I have to analyse data files that have the following format:
Each row corresponds to 1 day and the field logic is: $1 is the date,
followed by 24 value/flag pairs, representing measurements at 01:00,
02:00 ... 24:00 of the respective day. In short:
<date> <val1> <flag1> <val2> <flag2> ... <val24> <flag24>
Some test data is available at:
http://cdrtest.eionet.europa.eu/at/eea/colqleaoq/envrwlbtw/AT0001A0000100100hour.1-1-1990.31-12-2004/manage_document
I have to sum up the values (per day and only valid data, i.e. with
flag>0) in order to calculate the mean. That's not too difficult.
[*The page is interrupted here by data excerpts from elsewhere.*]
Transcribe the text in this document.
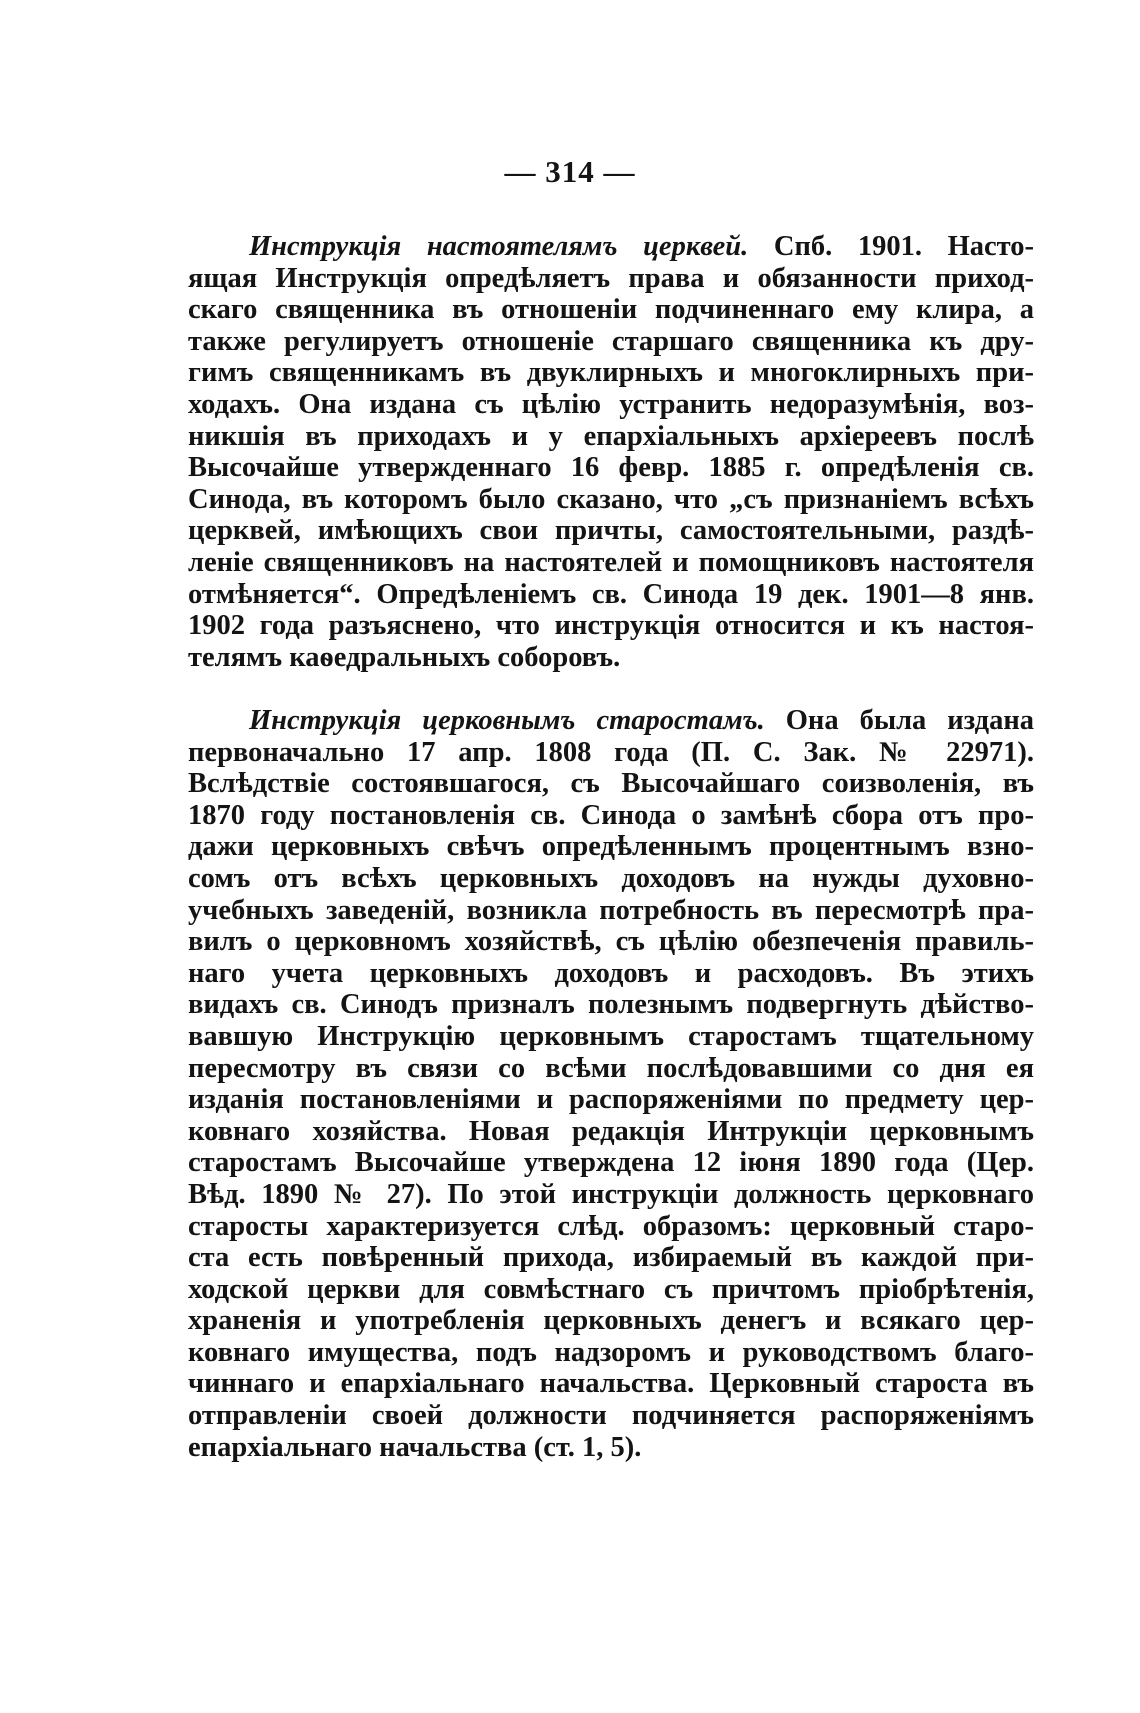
— 314 —
Инструкція настоятелямъ церквей. Спб. 1901. Насто-
ящая Инструкція опредѣляетъ права и обязанности приход-
скаго священника въ отношеніи подчиненнаго ему клира, а
также регулируетъ отношеніе старшаго священника къ дру-
гимъ священникамъ въ двуклирныхъ и многоклирныхъ при-
ходахъ. Она издана съ цѣлію устранить недоразумѣнія, воз-
никшія въ приходахъ и у епархіальныхъ архіереевъ послѣ
Высочайше утвержденнаго 16 февр. 1885 г. опредѣленія св.
Синода, въ которомъ было сказано, что „съ признаніемъ всѣхъ
церквей, имѣющихъ свои причты, самостоятельными, раздѣ-
леніе священниковъ на настоятелей и помощниковъ настоятеля
отмѣняется“. Опредѣленіемъ св. Синода 19 дек. 1901—8 янв.
1902 года разъяснено, что инструкція относится и къ настоя-
телямъ каѳедральныхъ соборовъ.
Инструкція церковнымъ старостамъ. Она была издана
первоначально 17 апр. 1808 года (П. С. Зак. № 22971).
Вслѣдствіе состоявшагося, съ Высочайшаго соизволенія, въ
1870 году постановленія св. Синода о замѣнѣ сбора отъ про-
дажи церковныхъ свѣчъ опредѣленнымъ процентнымъ взно-
сомъ отъ всѣхъ церковныхъ доходовъ на нужды духовно-
учебныхъ заведеній, возникла потребность въ пересмотрѣ пра-
вилъ о церковномъ хозяйствѣ, съ цѣлію обезпеченія правиль-
наго учета церковныхъ доходовъ и расходовъ. Въ этихъ
видахъ св. Синодъ призналъ полезнымъ подвергнуть дѣйство-
вавшую Инструкцію церковнымъ старостамъ тщательному
пересмотру въ связи со всѣми послѣдовавшими со дня ея
изданія постановленіями и распоряженіями по предмету цер-
ковнаго хозяйства. Новая редакція Интрукціи церковнымъ
старостамъ Высочайше утверждена 12 іюня 1890 года (Цер.
Вѣд. 1890 № 27). По этой инструкціи должность церковнаго
старосты характеризуется слѣд. образомъ: церковный старо-
ста есть повѣренный прихода, избираемый въ каждой при-
ходской церкви для совмѣстнаго съ причтомъ пріобрѣтенія,
храненія и употребленія церковныхъ денегъ и всякаго цер-
ковнаго имущества, подъ надзоромъ и руководствомъ благо-
чиннаго и епархіальнаго начальства. Церковный староста въ
отправленіи своей должности подчиняется распоряженіямъ
епархіальнаго начальства (ст. 1, 5).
However, I also need to know what the "maximum data gap" is, i.e. the
longest period with successive invalid measurements (i.e values with
flag<=0)
My current code looks like this:
{
date=$1
for (i=1;i<=24;i++)
if ($(i*2+1)>0){
num_valid++
sum+=$(i*2)
} else {
# find out what the max_gap for this row is
}
if (num_valid>13 && max_gap<=6){
print date,sum/num_valid,1
} else {
# print something else
}
}
Could someone help me with the max_gap logic?
Thanks, Hermann
I'd have written the loop just a little differently, so instead of this:
for (i=1;i<=24;i++)
if ($(i*2+1)>0){
num_valid++
sum+=$(i*2)
}
I'd do this:
for (i=3;i<=NF;i+=2)
if ($i){
num_valid++
sum+=$(i-1)
}
because I think it's clearer (and I expect it's also more efficient but
I dobn't care so much about that).
Given that, it's an easy tweak to get the gap (assuming by "gap" you
mean number of intervals):
for (i=3;i<=NF;i+=2)
if ($i){
num_valid++
sum+=$(i-1)
last_valid = i
} else {
this_gap = (i - last_valid) / 2
max_gap = (this_gap > max_gap ? this_gap : max_gap)
}
Regards,
Ed.
My approach was based on the thought that the i-value should always be
equal to the time (hour) the measurement stands for. E.g. i=1, then I
loop over the value/flag for 01:00H which are fields $2/$3 in my
records.
>
> Given that, it's an easy tweak to get the gap (assuming by "gap" you
> mean number of intervals):
Correct. The intervals are the 24 hours of a day in my case.
>
> for (i=3;i<=NF;i+=2)
> if ($i){
> num_valid++
> sum+=$(i-1)
> last_valid = i
> } else {
> this_gap = (i - last_valid) / 2
> max_gap = (this_gap > max_gap ? this_gap : max_gap)
> }
>
It looks to me that in a row with 1 bad value first and then 23
successive good values, the result would be this_gap = ( 3 - 0) /2 =
1.5 ?
I will try out at home and perhaps blend your code with mine.
Thanks, Hermann
>
> I'd have written the loop just a little differently, so instead of this:
> ...
I took lines from both, my original code and yours. The best properly
working solution I was able to produce is:
{
num_valid=0
sum_valid=0
last_valid=0
this_gap=0
max_gap=0
date=$1
for (i=1;i<=24;i++)
if ($(i*2+1)>0){
num_valid++
sum_valid+=$(i*2)
last_valid = i
} else {
this_gap = (i - last_valid)
max_gap = (this_gap > max_gap ? this_gap : max_gap)
}
if (num_valid>=13 && max_gap<=6){
print date,sum_valid/num_valid,1,num_valid,max_gap
} else {
print date,(num_valid?sum_valid/num_valid):0),-9,num_valid,max_gap
}
}
I still can't believe that one needs so much code to find out that e.g.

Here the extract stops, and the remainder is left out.